Physiological implications

These results suggest that acetylcholine release from intrapancreatic neurons within the pancreas may help synchronize islets in situ to mediate pulsatile pancreatic insulin secretion via a novel mechanism involving the dynamics of a metabolic oscillator intrinsic to islets. It is enticing to speculate that the release of ACh in the intact pancreas due to the activity of vagal neurons may provide sufficient stimulation of β-cell muscarine receptors to enable the synchronization of islet-to-islet oscillatory activity, even without ACh release itself being pulsatile. However, as discussed earlier, these results differ from those observed in vivo in humans (25) and in dog (19,82). Whether this reflects differences between the species under study, problems with the earlier studies, or the possibility that islet synchronization is a multiparameter redundant system remains to be established. Recent progress in carrying out glucose clamp studies and measurements of plasma insulin oscillations in mice suggests new in vivo studies might be feasible to directly address this (15,89).
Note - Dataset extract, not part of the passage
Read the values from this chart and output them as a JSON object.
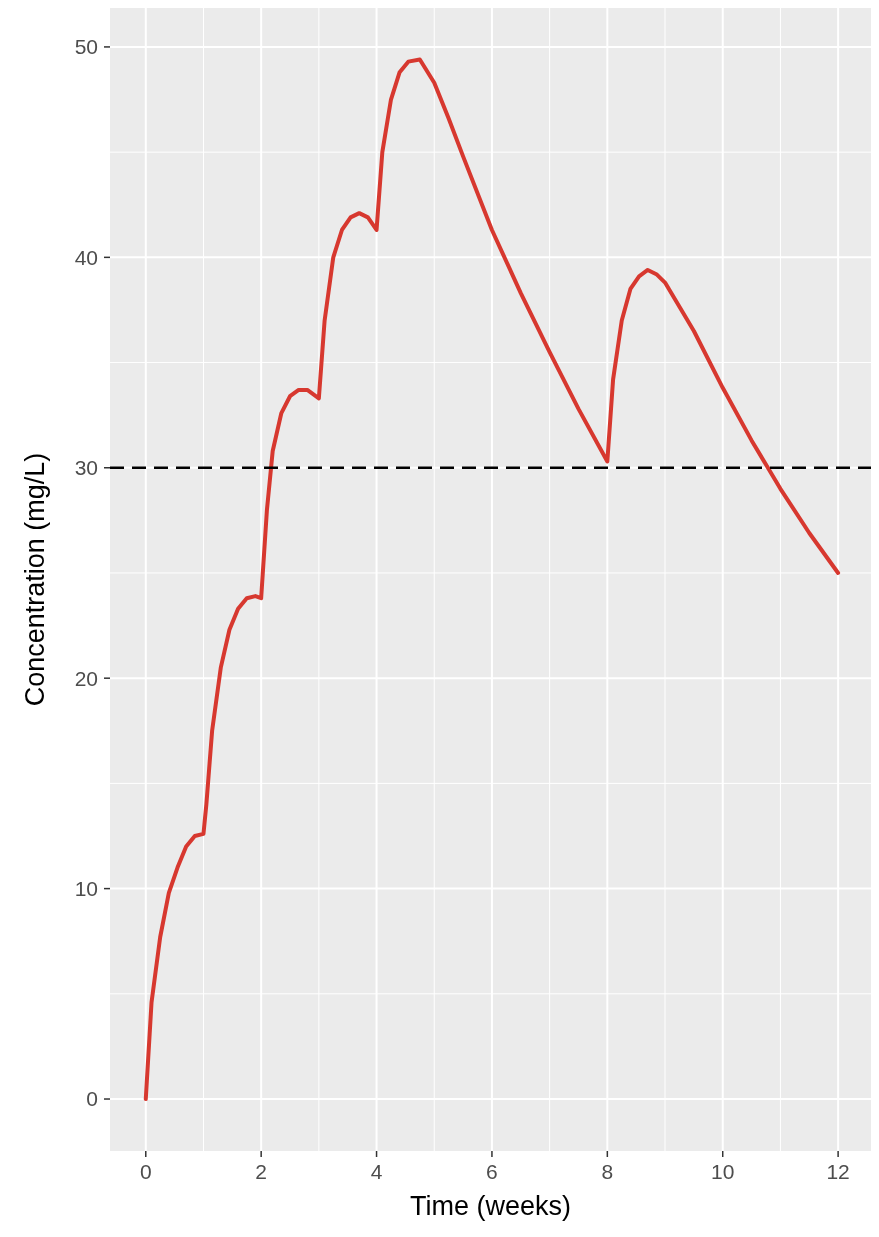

An alternative to ACh as a synchronizing agent is ATP released from peptidergic, intrapancreatic neurons, as well as β-cells themselves. It has previously been reported that nitric oxide and ATP can synchronize isolated β-cells (40,41), which suggests that diffusible factors released by β-cells might synchronize islets. We note that others have failed to find this effect, however (90).
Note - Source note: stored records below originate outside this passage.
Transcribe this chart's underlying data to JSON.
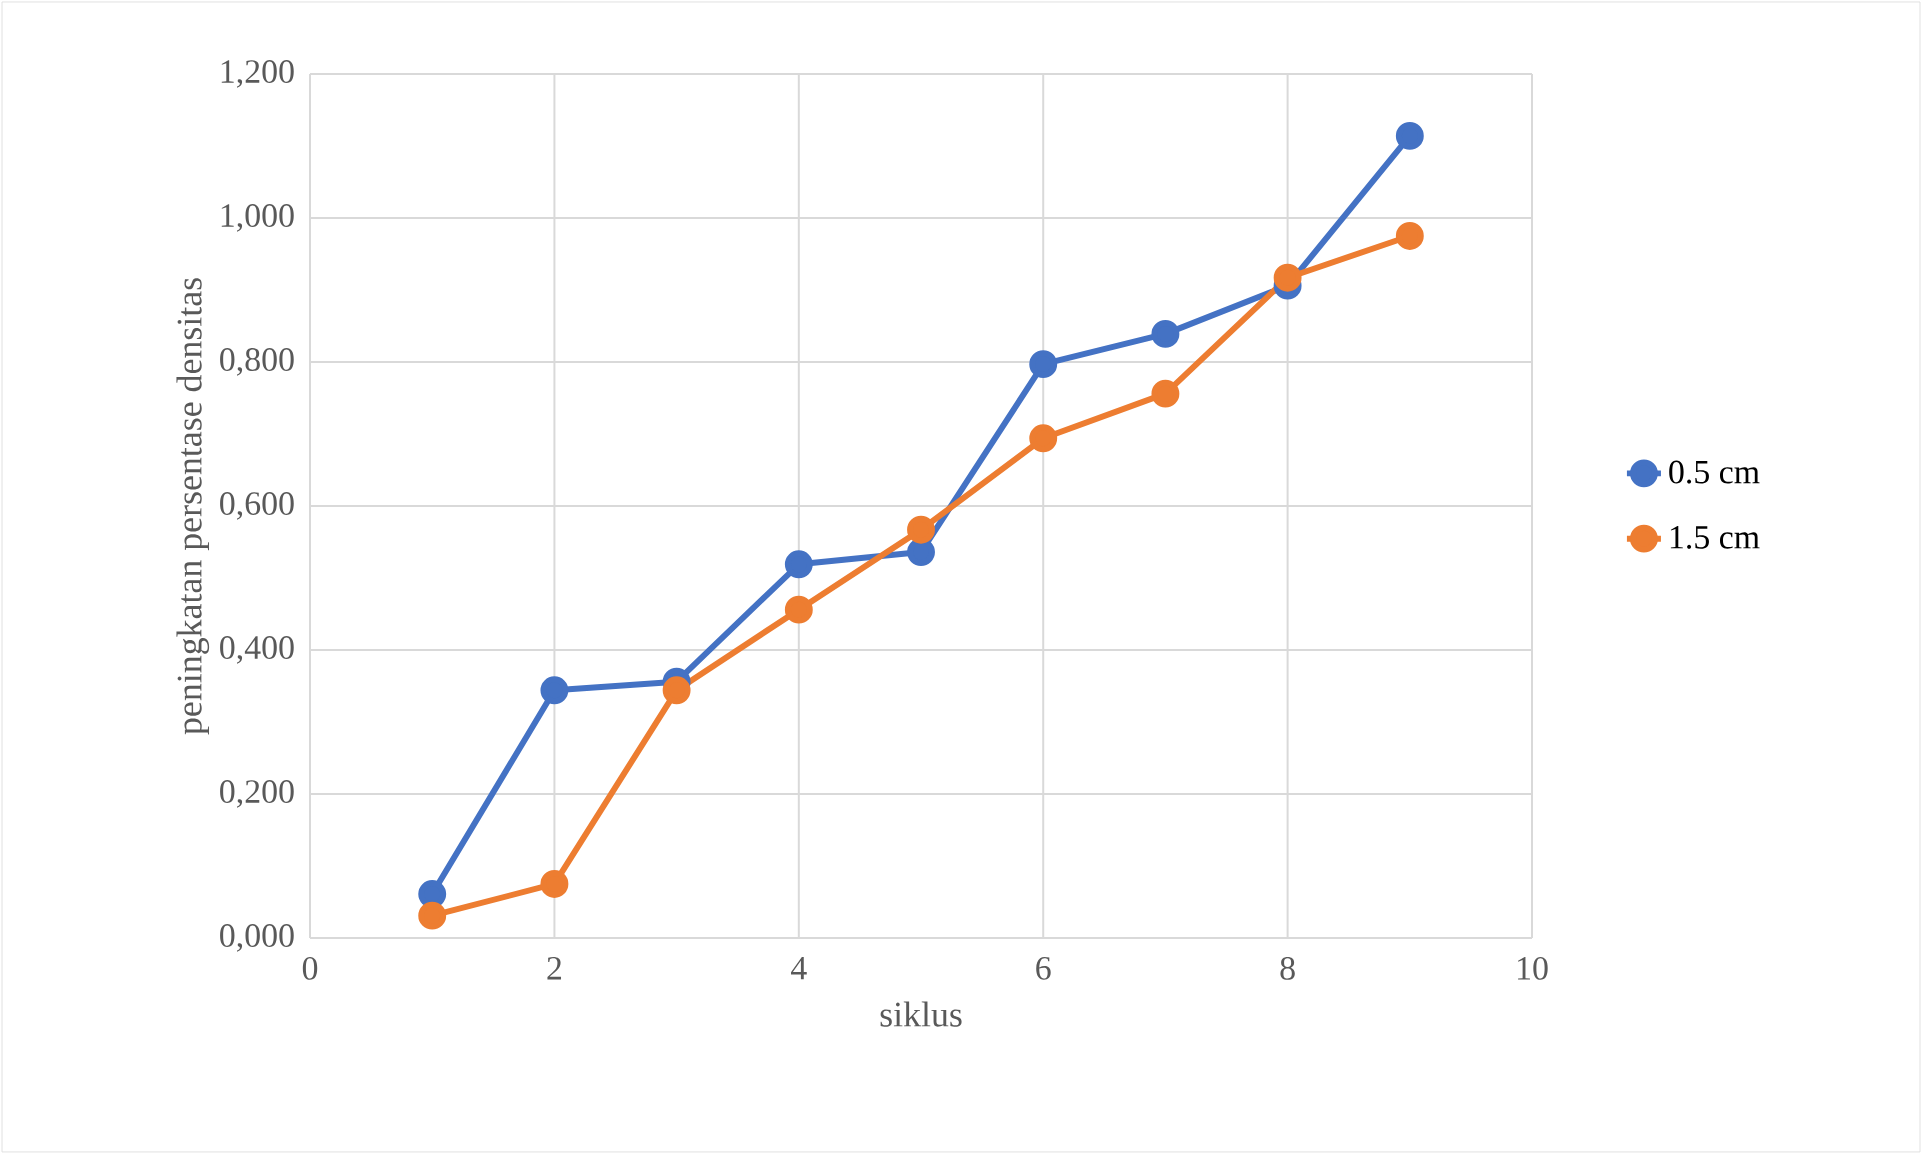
{
  "chart_data": {
    "type": "line",
    "xlabel": "siklus",
    "ylabel": "peningkatan persentase densitas",
    "x": [
      1,
      2,
      3,
      4,
      5,
      6,
      7,
      8,
      9
    ],
    "series": [
      {
        "name": "0.5 cm",
        "color": "#4472c4",
        "values": [
          0.061,
          0.344,
          0.356,
          0.519,
          0.536,
          0.797,
          0.839,
          0.906,
          1.114
        ]
      },
      {
        "name": "1.5 cm",
        "color": "#ed7d31",
        "values": [
          0.031,
          0.075,
          0.344,
          0.456,
          0.567,
          0.694,
          0.756,
          0.917,
          0.975
        ]
      }
    ],
    "xlim": [
      0,
      10
    ],
    "xticks": [
      0,
      2,
      4,
      6,
      8,
      10
    ],
    "ylim": [
      0,
      1.2
    ],
    "yticks": [
      {
        "value": 0,
        "label": "0,000"
      },
      {
        "value": 0.2,
        "label": "0,200"
      },
      {
        "value": 0.4,
        "label": "0,400"
      },
      {
        "value": 0.6,
        "label": "0,600"
      },
      {
        "value": 0.8,
        "label": "0,800"
      },
      {
        "value": 1.0,
        "label": "1,000"
      },
      {
        "value": 1.2,
        "label": "1,200"
      }
    ],
    "grid": true,
    "legend": "right",
    "marker": "circle",
    "line_style": "solid"
  }
}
Nonetheless, a study by Salehi et al. (91) showed that pulsatility in the perfused rat pancreas was eliminated by the blockade of P2Y receptors using 2-deoxy-N-methyladenosine-3,5-bisphate (MRS 2179). Since MRS 2179 did not abolish oscillations in rat β-cell aggregates, in which gap junctional coupling presumably was able to maintain synchronization, it was concluded that the effect of purinergic blockade was specific to disrupt synchrony rather than the pulsatility of β-cells per se. However, as the drug showed an effect to depolarize both single β-cells and aggregates and the mean insulin release increased, it is difficult to rule out a primary effect to inhibit the pulsatility of the islets in the intact pancreas by depolarization beyond the oscillatory range. Nonetheless, this is an attractive alternative hypothesis to explore. Use of the in vitro preparation described here may be of value in separating effects on synchrony from effects on intrinsic pulsatility of islets. In limited experiments we did not observe effects of ATP to synchronize islets in vitro (L. Satin and M. Zhang, unpublished data), but further work in this direction is needed to reach a clear conclusion.
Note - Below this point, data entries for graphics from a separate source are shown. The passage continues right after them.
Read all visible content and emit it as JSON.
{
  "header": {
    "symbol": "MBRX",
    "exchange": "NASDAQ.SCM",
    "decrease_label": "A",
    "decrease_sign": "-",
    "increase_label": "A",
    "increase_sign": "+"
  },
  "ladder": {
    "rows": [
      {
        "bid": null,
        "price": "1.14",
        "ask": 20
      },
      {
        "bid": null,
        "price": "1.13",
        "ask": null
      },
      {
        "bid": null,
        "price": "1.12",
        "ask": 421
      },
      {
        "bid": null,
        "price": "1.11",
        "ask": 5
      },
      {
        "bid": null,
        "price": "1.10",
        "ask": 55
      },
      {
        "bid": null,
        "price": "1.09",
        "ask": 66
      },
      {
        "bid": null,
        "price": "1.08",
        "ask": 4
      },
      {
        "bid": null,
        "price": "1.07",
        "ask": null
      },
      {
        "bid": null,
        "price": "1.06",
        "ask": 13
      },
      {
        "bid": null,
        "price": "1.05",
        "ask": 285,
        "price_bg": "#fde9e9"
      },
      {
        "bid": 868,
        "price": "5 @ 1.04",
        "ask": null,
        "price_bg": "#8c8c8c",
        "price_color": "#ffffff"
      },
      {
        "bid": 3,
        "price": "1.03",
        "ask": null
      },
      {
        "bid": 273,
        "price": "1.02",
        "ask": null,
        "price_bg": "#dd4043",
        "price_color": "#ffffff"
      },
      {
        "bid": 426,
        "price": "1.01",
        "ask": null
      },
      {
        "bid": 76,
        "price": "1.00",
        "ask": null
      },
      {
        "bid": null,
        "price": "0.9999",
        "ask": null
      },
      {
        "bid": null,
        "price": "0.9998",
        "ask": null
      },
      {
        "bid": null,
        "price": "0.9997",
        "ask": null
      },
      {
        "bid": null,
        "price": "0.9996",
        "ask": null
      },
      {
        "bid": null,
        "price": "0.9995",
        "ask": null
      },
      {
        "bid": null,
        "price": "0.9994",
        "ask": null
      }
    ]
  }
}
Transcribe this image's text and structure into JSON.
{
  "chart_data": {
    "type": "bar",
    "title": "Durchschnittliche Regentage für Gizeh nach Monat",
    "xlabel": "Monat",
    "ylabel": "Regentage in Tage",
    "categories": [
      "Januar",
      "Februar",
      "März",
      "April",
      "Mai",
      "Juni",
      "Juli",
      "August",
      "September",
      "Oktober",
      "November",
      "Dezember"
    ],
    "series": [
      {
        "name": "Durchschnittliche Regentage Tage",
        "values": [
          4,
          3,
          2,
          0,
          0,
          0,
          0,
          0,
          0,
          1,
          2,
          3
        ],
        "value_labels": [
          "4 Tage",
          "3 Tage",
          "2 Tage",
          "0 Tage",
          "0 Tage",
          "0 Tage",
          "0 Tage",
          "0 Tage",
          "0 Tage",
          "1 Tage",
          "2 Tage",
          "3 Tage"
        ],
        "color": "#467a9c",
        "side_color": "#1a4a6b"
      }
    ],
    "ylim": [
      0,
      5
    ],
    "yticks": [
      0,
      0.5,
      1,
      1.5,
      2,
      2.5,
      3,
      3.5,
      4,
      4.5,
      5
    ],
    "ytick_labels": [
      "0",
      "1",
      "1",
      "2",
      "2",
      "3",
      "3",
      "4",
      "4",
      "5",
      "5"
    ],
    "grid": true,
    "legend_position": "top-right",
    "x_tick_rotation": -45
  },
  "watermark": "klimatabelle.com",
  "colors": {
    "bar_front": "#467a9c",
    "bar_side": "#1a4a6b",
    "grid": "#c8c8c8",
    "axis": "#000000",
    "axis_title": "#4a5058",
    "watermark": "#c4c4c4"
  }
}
Defects in the coordinating mechanism could contribute to the disrupted insulin secretion characteristic of Type 2 diabetic patients. It is also intriguing to speculate that the synchronization of islet oscillations by diazoxide may contribute to the recently reported actions of diazoxide administration to increase glucose-induced insulin secretion in diabetics by mediating a period of “β-cell rest” (92). We were able to show that the synchronizing actions of diazoxide were also simulated by the model because even a drastic lowering of islet [Ca²⁺]_i resulted in the slow ringing of PFK activity after its pronounced drop via increased ATP/ADP.

In summary, we have demonstrated that cholinergic stimulation can synchronize a small group of mouse islets in vitro. In contrast, sympathetic agonists such as NE or the α₂-adrenoceptor agonist clonidine lacked this ability. The effects of carbachol may involve ER Ca²⁺ release as well as Ca²⁺ influx. The results could be accounted for by a mathematical model where the slow dynamics of mouse islets and the regulation of the oscillatory processes by Ca²⁺ led to slow damped oscillations during which islet Ca²⁺ cycles were in phase. We thus suggest that neurohormones released within the pancreas may in turn help synchronize islets by periodically pacing distant islets by detuning the slow oscillatory processes that are intrinsic to each islet. Specifically, parasympathetic nerve input to the pancreas, by periodically releasing ACh onto β-cells, might contribute to islet-to-islet communication and therefore help maintain the coordinated activity of the system. If this was the case, it would be interesting to test whether insulin pulsatility is modified in islets from M₃-receptor knockout mice, or after vagotomy.